『公研』2022年9月号「めいん・すとりいと」

 

 ロシアのウクライナ侵攻はどこから見ても国際法の違反であり、正当化の余地はほぼないと思われる。その結果、当然のように「国際社会」はロシアの軍事行動を非難し、ロシアに対して何らかの罰則や制裁を加えるべきである、と議論される。確かに、国連総会におけるロシア非難決議には140カ国が賛成し、国際社会の大多数が、ロシアの行動を非難する立場を示した。しかし、中国やインドなどは棄権し、非難決議に加わらなかった。さらにロシアの人権理事会での資格停止を求める決議では、賛成が93カ国であり、反対は24カ国、棄権も58カ国であった。

 さらに言えば、制裁に加わっているのはG7EU加盟国、オーストラリアやニュージーランドなど、いわゆる「西側諸国」と言われる38カ国であり、「先進国クラブ」と呼ばれるOECD加盟国であっても制裁に加わっていない国は少なからずある。このように、我々が「国際社会」という表現を使う場合、世界のすべての国が含まれた社会ではなく、日本がよく見ている国々である「西側諸国」を指す場合も多い。

 もともと「社会」という言葉はラテン語のsocietasを起源とする言葉の和訳であり、この言葉の中には「仲間」や「同盟」といった、特定のつながりがある関係に基づく集合であり、必ずしもすべての構成員を含んだものというわけではない。しかし、一般的に「社会」という場合、全く関係のない見ず知らずの人も含む抽象的なまとまりとして認識されることが多く、「日本社会」と言えば、日本に在住する全ての人を含むものというイメージで論じられる。

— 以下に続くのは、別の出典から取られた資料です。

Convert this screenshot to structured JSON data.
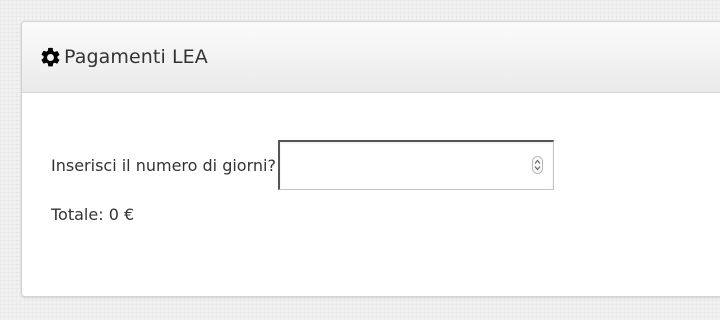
{
  "panel": {
    "title": "Pagamenti LEA",
    "icon": "gear-icon"
  },
  "form": {
    "days_label": "Inserisci il numero di giorni?",
    "days_value": "",
    "days_placeholder": ""
  },
  "total": {
    "text": "Totale: 0 €"
  }
}
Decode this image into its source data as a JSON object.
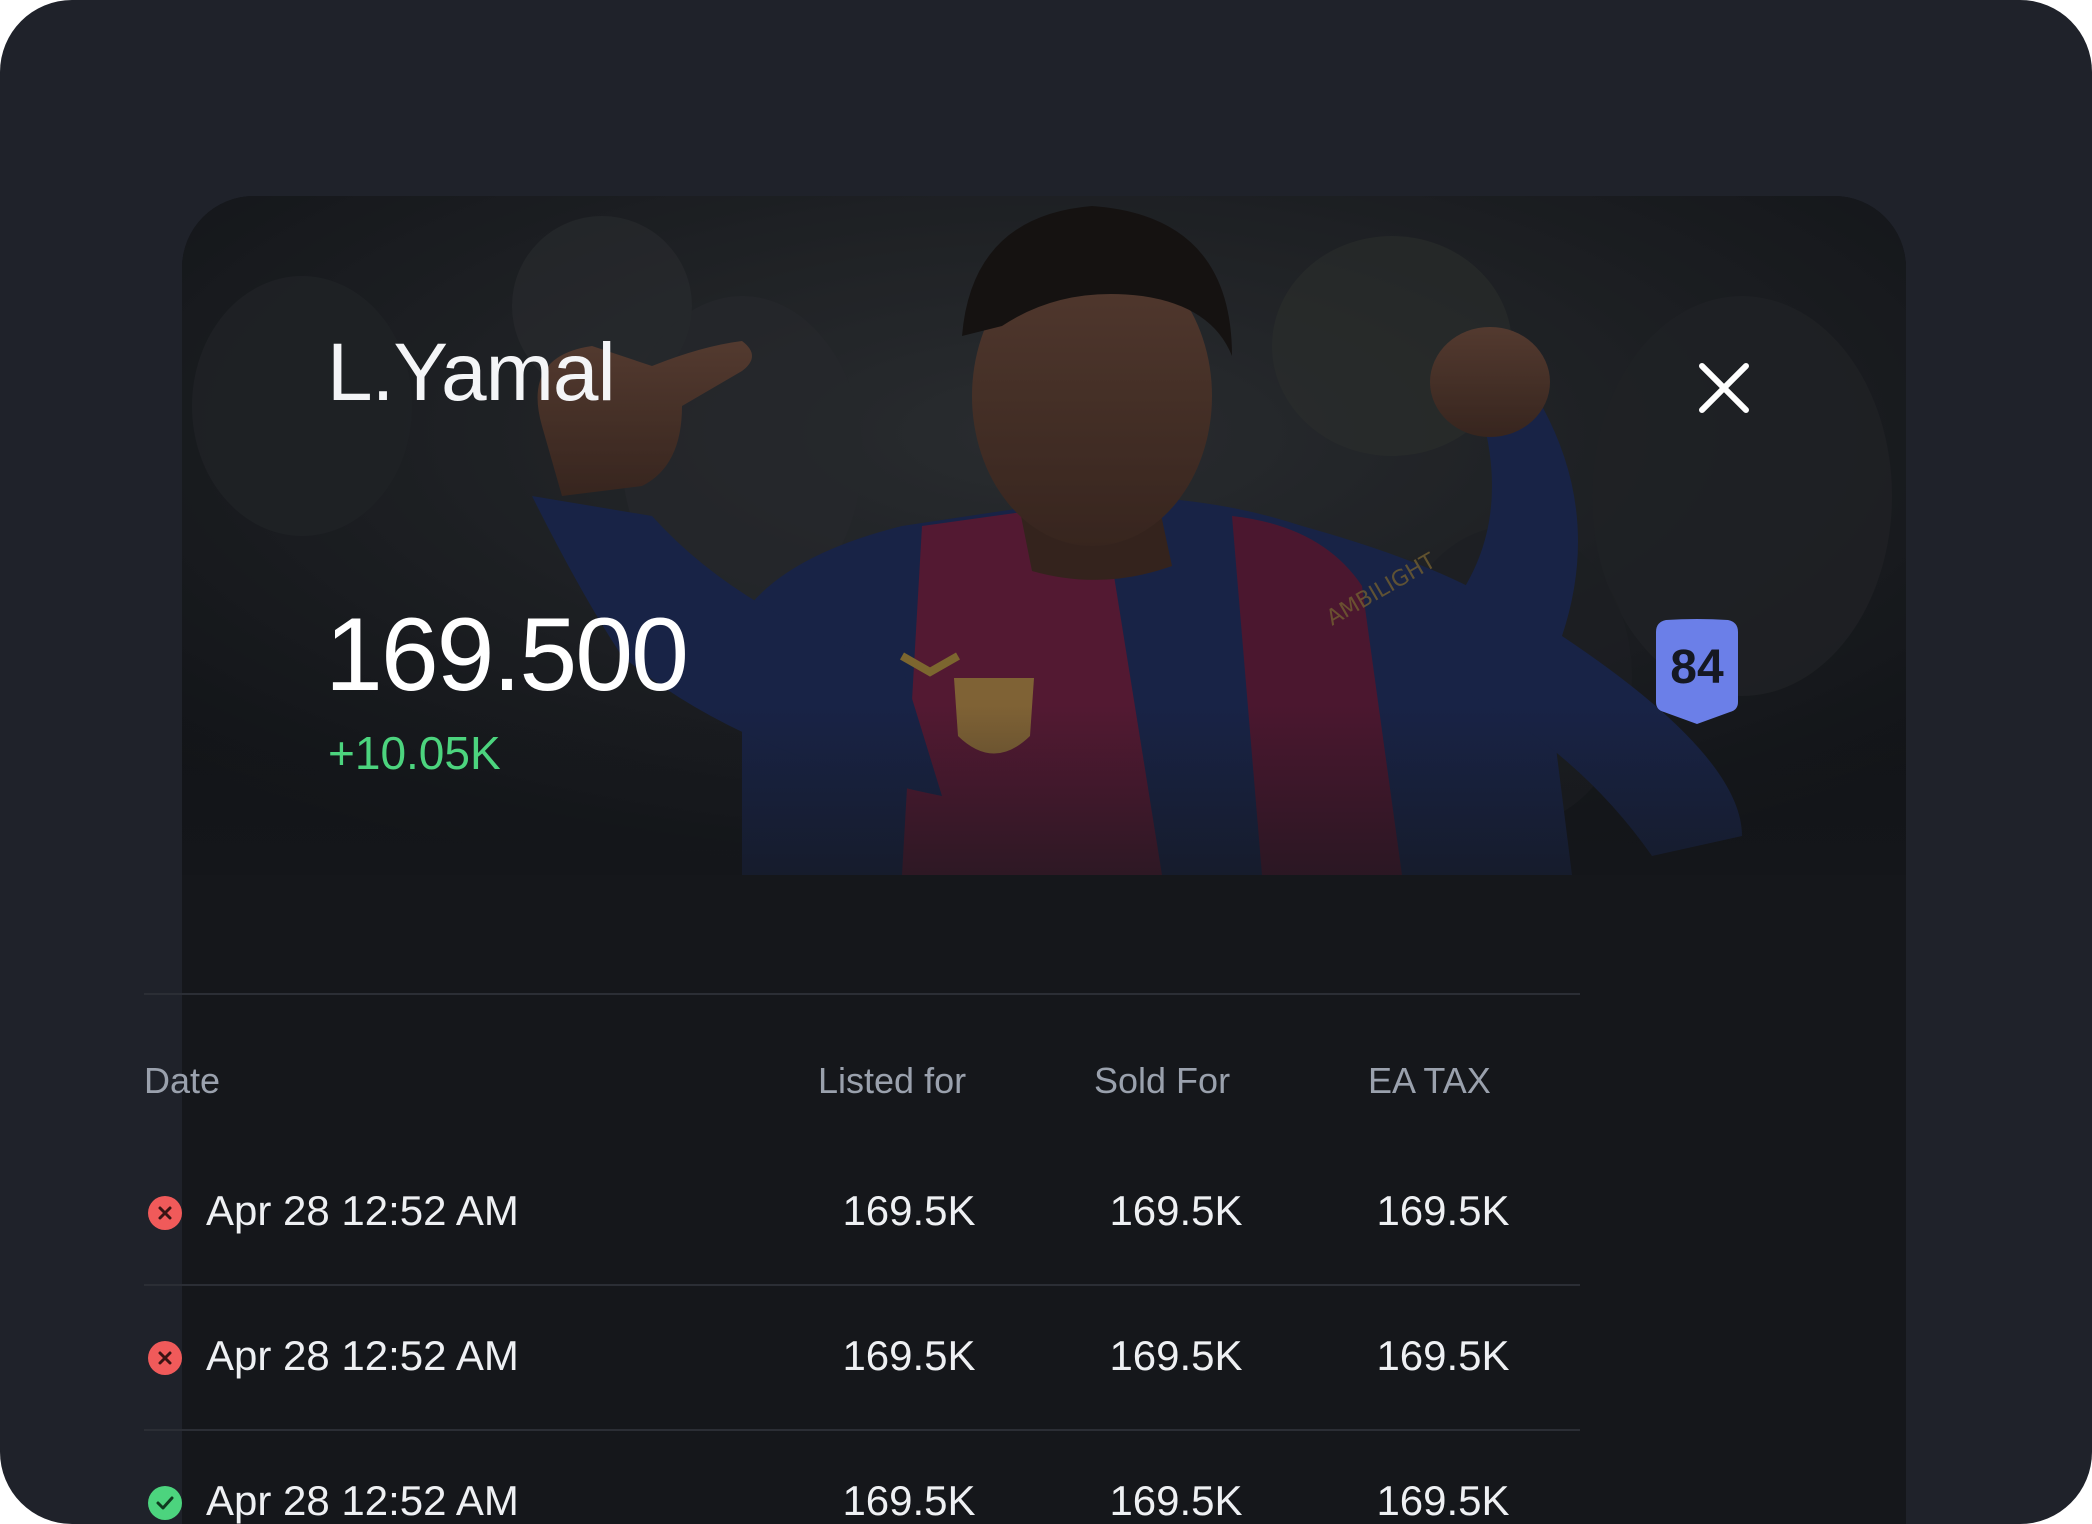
{
  "player": {
    "name": "L.Yamal",
    "price": "169.500",
    "price_change": "+10.05K",
    "rating": "84"
  },
  "colors": {
    "background": "#1f222a",
    "card": "#15171b",
    "positive": "#4cd47e",
    "negative": "#f05a5a",
    "rating_badge": "#6b7fe8"
  },
  "icons": {
    "close": "close-icon",
    "failed": "x-circle-icon",
    "success": "check-circle-icon"
  },
  "table": {
    "headers": {
      "date": "Date",
      "listed": "Listed for",
      "sold": "Sold For",
      "tax": "EA TAX"
    },
    "rows": [
      {
        "status": "failed",
        "date": "Apr 28 12:52 AM",
        "listed": "169.5K",
        "sold": "169.5K",
        "tax": "169.5K"
      },
      {
        "status": "failed",
        "date": "Apr 28 12:52 AM",
        "listed": "169.5K",
        "sold": "169.5K",
        "tax": "169.5K"
      },
      {
        "status": "success",
        "date": "Apr 28 12:52 AM",
        "listed": "169.5K",
        "sold": "169.5K",
        "tax": "169.5K"
      }
    ]
  }
}
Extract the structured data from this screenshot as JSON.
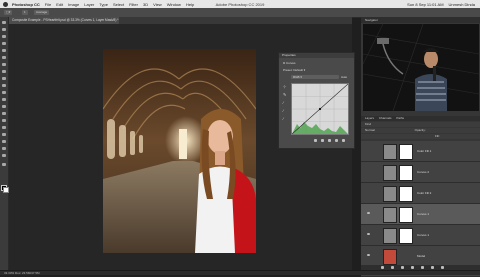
{
  "menubar": {
    "app": "Photoshop CC",
    "items": [
      "File",
      "Edit",
      "Image",
      "Layer",
      "Type",
      "Select",
      "Filter",
      "3D",
      "View",
      "Window",
      "Help"
    ],
    "window_title": "Adobe Photoshop CC 2019",
    "clock": "Sun 8 Sep 11:01 AM",
    "user": "Unmesh Dinda"
  },
  "options": {
    "auto_select": "1",
    "mode": "Average"
  },
  "document": {
    "tab_title": "Composite Example - PSHeartfelt.psd @ 33.3% (Curves 1, Layer Mask/8) *"
  },
  "properties": {
    "title": "Properties",
    "section": "Curves",
    "preset_label": "Preset:",
    "preset_value": "Default",
    "channel_value": "RGB",
    "auto_label": "Auto"
  },
  "navigator": {
    "tab": "Navigator"
  },
  "layers": {
    "tabs": [
      "Layers",
      "Channels",
      "Paths"
    ],
    "kind_label": "Kind",
    "mode_label": "Normal",
    "opacity_label": "Opacity:",
    "fill_label": "Fill:",
    "rows": [
      {
        "name": "Color Fill 1"
      },
      {
        "name": "Curves 2"
      },
      {
        "name": "Color Fill 2"
      },
      {
        "name": "Curves 1"
      },
      {
        "name": "Curves 1"
      },
      {
        "name": "Model"
      }
    ]
  },
  "status": {
    "text": "33.33%   Doc: 23.5M/47.5M"
  },
  "colors": {
    "accent": "#d11b1b",
    "panel": "#363636",
    "canvas_bg": "#262626"
  }
}
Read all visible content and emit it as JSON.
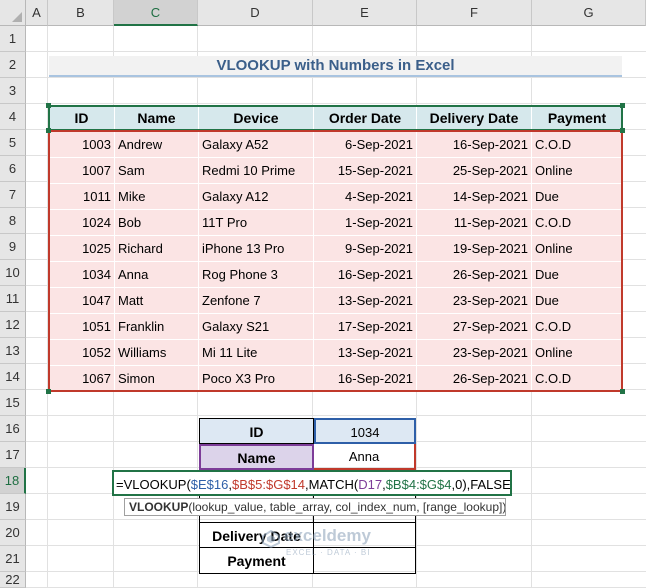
{
  "sheet": {
    "columns": [
      "A",
      "B",
      "C",
      "D",
      "E",
      "F",
      "G"
    ],
    "rows": [
      "1",
      "2",
      "3",
      "4",
      "5",
      "6",
      "7",
      "8",
      "9",
      "10",
      "11",
      "12",
      "13",
      "14",
      "15",
      "16",
      "17",
      "18",
      "19",
      "20",
      "21",
      "22"
    ]
  },
  "title": "VLOOKUP with Numbers in Excel",
  "table": {
    "headers": [
      "ID",
      "Name",
      "Device",
      "Order Date",
      "Delivery Date",
      "Payment"
    ],
    "rows": [
      [
        "1003",
        "Andrew",
        "Galaxy A52",
        "6-Sep-2021",
        "16-Sep-2021",
        "C.O.D"
      ],
      [
        "1007",
        "Sam",
        "Redmi 10 Prime",
        "15-Sep-2021",
        "25-Sep-2021",
        "Online"
      ],
      [
        "1011",
        "Mike",
        "Galaxy A12",
        "4-Sep-2021",
        "14-Sep-2021",
        "Due"
      ],
      [
        "1024",
        "Bob",
        "11T Pro",
        "1-Sep-2021",
        "11-Sep-2021",
        "C.O.D"
      ],
      [
        "1025",
        "Richard",
        "iPhone 13 Pro",
        "9-Sep-2021",
        "19-Sep-2021",
        "Online"
      ],
      [
        "1034",
        "Anna",
        "Rog Phone 3",
        "16-Sep-2021",
        "26-Sep-2021",
        "Due"
      ],
      [
        "1047",
        "Matt",
        "Zenfone 7",
        "13-Sep-2021",
        "23-Sep-2021",
        "Due"
      ],
      [
        "1051",
        "Franklin",
        "Galaxy S21",
        "17-Sep-2021",
        "27-Sep-2021",
        "C.O.D"
      ],
      [
        "1052",
        "Williams",
        "Mi 11 Lite",
        "13-Sep-2021",
        "23-Sep-2021",
        "Online"
      ],
      [
        "1067",
        "Simon",
        "Poco X3 Pro",
        "16-Sep-2021",
        "26-Sep-2021",
        "C.O.D"
      ]
    ]
  },
  "lookup": {
    "id_label": "ID",
    "id_value": "1034",
    "name_label": "Name",
    "name_value": "Anna",
    "delivery_label": "Delivery Date",
    "payment_label": "Payment"
  },
  "formula": {
    "parts": [
      "=VLOOKUP(",
      "$E$16",
      ",",
      "$B$5:$G$14",
      ",MATCH(",
      "D17",
      ",",
      "$B$4:$G$4",
      ",0),FALSE)"
    ]
  },
  "tooltip": {
    "func": "VLOOKUP",
    "args": "(lookup_value, table_array, col_index_num, [range_lookup])"
  },
  "watermark": {
    "brand": "exceldemy",
    "tagline": "EXCEL · DATA · BI"
  },
  "colors": {
    "header_fill": "#d6e8ec",
    "body_fill": "#fbe4e4",
    "header_border": "#217346",
    "body_border": "#c0392b",
    "lookup_fill": "#dde8f3"
  }
}
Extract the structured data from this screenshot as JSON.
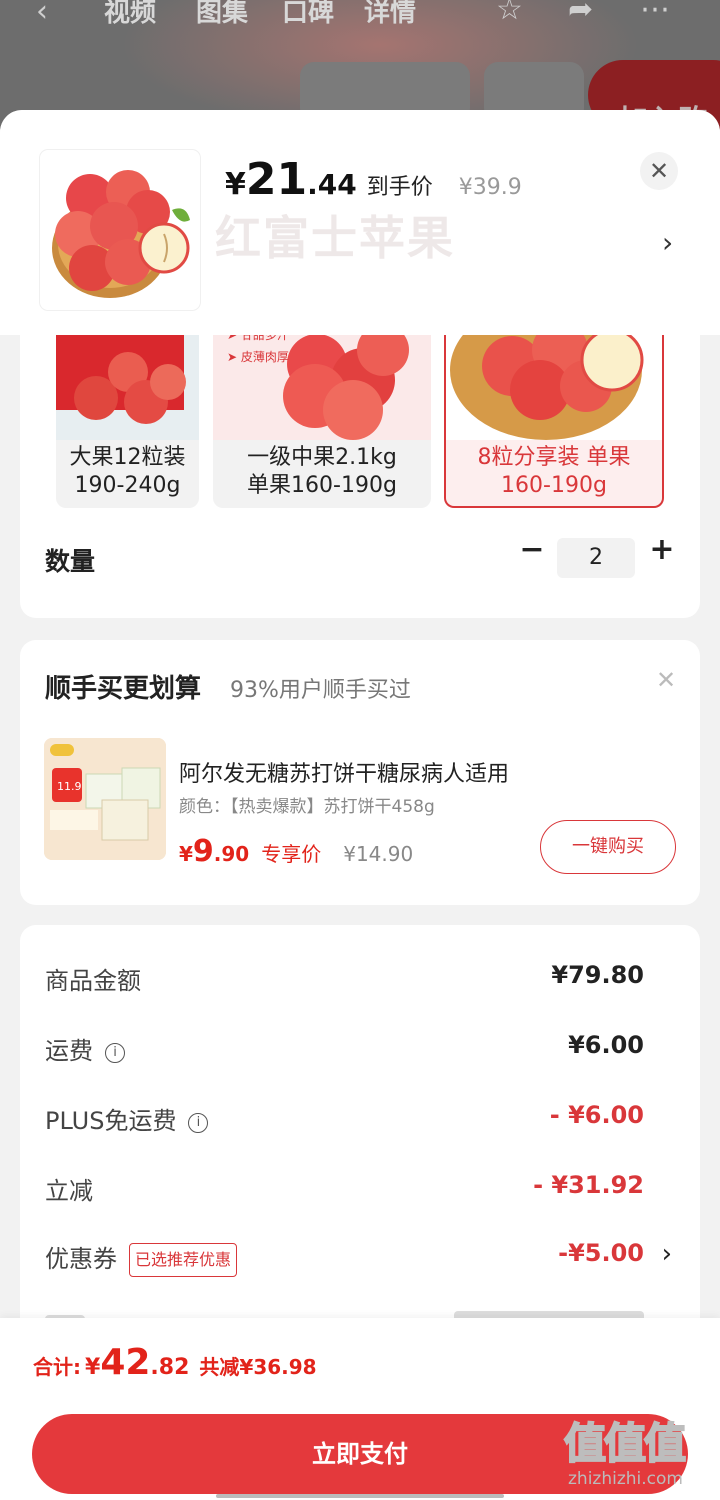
{
  "background": {
    "tabs": [
      "视频",
      "图集",
      "口碑",
      "详情"
    ],
    "cart_text": "加入购"
  },
  "header": {
    "price_yen": "¥",
    "price_int": "21",
    "price_dec": ".44",
    "price_label": "到手价",
    "original_price": "¥39.9",
    "faded_title": "红富士苹果"
  },
  "specs": [
    {
      "line1": "大果12粒装",
      "line2": "190-240g",
      "selected": false
    },
    {
      "line1": "一级中果2.1kg",
      "line2": "单果160-190g",
      "selected": false
    },
    {
      "line1": "8粒分享装  单果",
      "line2": "160-190g",
      "selected": true
    }
  ],
  "spec_badges": [
    "甘甜多汁",
    "皮薄肉厚"
  ],
  "quantity": {
    "label": "数量",
    "value": "2",
    "minus": "−",
    "plus": "+"
  },
  "addon": {
    "title": "顺手买更划算",
    "subtitle": "93%用户顺手买过",
    "product_name": "阿尔发无糖苏打饼干糖尿病人适用",
    "attr": "颜色：【热卖爆款】苏打饼干458g",
    "price_yen": "¥",
    "price_int": "9",
    "price_dec": ".90",
    "price_tag": "专享价",
    "original_price": "¥14.90",
    "buy_label": "一键购买",
    "img_label": "11.9"
  },
  "summary": [
    {
      "label": "商品金额",
      "value": "¥79.80",
      "red": false,
      "info": false
    },
    {
      "label": "运费",
      "value": "¥6.00",
      "red": false,
      "info": true
    },
    {
      "label": "PLUS免运费",
      "value": "- ¥6.00",
      "red": true,
      "info": true
    },
    {
      "label": "立减",
      "value": "- ¥31.92",
      "red": true,
      "info": false
    },
    {
      "label": "优惠券",
      "value": "-¥5.00",
      "red": true,
      "info": false,
      "badge": "已选推荐优惠",
      "chevron": true
    }
  ],
  "bottom": {
    "total_label": "合计:",
    "total_yen": "¥",
    "total_int": "42",
    "total_dec": ".82",
    "saved": "共减¥36.98",
    "pay_label": "立即支付"
  },
  "watermark": {
    "logo": "值值值",
    "url": "zhizhizhi.com"
  },
  "colors": {
    "accent": "#e4393c",
    "price_red": "#e2231a"
  }
}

 そうなると、我々が「国際社会」と呼んでいるものは、全ての主権を持つ国家および一部の地域(台湾など)を含むものであると考えられる(この場合社会の構成員の単位はあくまでも国家ないし地域であり、そこに住む人々ではない)。その国際社会は極めて多様であり、先進国もあれば途上国もあり、大国もあれば小国もある社会である。ロシアのウクライナ侵攻に関しては、制裁を実施する38カ国と中ロの立場に共鳴する23カ国の他、どちらの立場も取らず、現状維持ないし双方との関係を維持しようとする100カ国以上の国がある(この分類は神保謙「ロシアか、ウクライナか」IOG地経学インサイト、2022830日を参照した)。

 さらに、中ロの立場といっても必ずしも一致しているわけではない。中国はロシアのウクライナ侵攻を非難しているわけではないが、賛同して支援しているわけでもない。ウクライナ侵攻で消耗し、武器の供給を求めるロシアは中国ではなく、イランにドローンの調達を依頼し、北朝鮮と武器供与に関する協議を行っていると報じられている。中国がロシアを支援していれば、こんなことをする必要はない。

 こうした現状を考えれば、バイデン大統領が主張する「民主主義対専制主義」という図式も怪しくなる。専制主義国家はひとかたまりの集団ではなく、相互に支援する関係でもない。逆に民主主義陣営も、38カ国の「西側諸国」の外側の国々とは十分な連携が取れているとはいえず、民主主義的な制度が失われていくアフガニスタンやミャンマーを民主主義に引き戻そうとする努力も見られない。

 つまり、我々が「国際社会」という表現を使って表す集団は、極めてバラバラであり、多様なものである。「西側諸国」は一定の結束を示し、協調した行動をとっているが、それを「国際社会」と言ってしまうと、多様な立場を取る国々が見えなくなってしまう。しかし、世界が米中対立や「民主主義対専制主義」という枠組みで語られるようになると、世界を見る目が単純化し、その多様性に対する感覚が鈍ってしまう。「国際社会」という単語を使う時には、その多様性への感受性を十分に意識して使うべきである。自戒を込めて。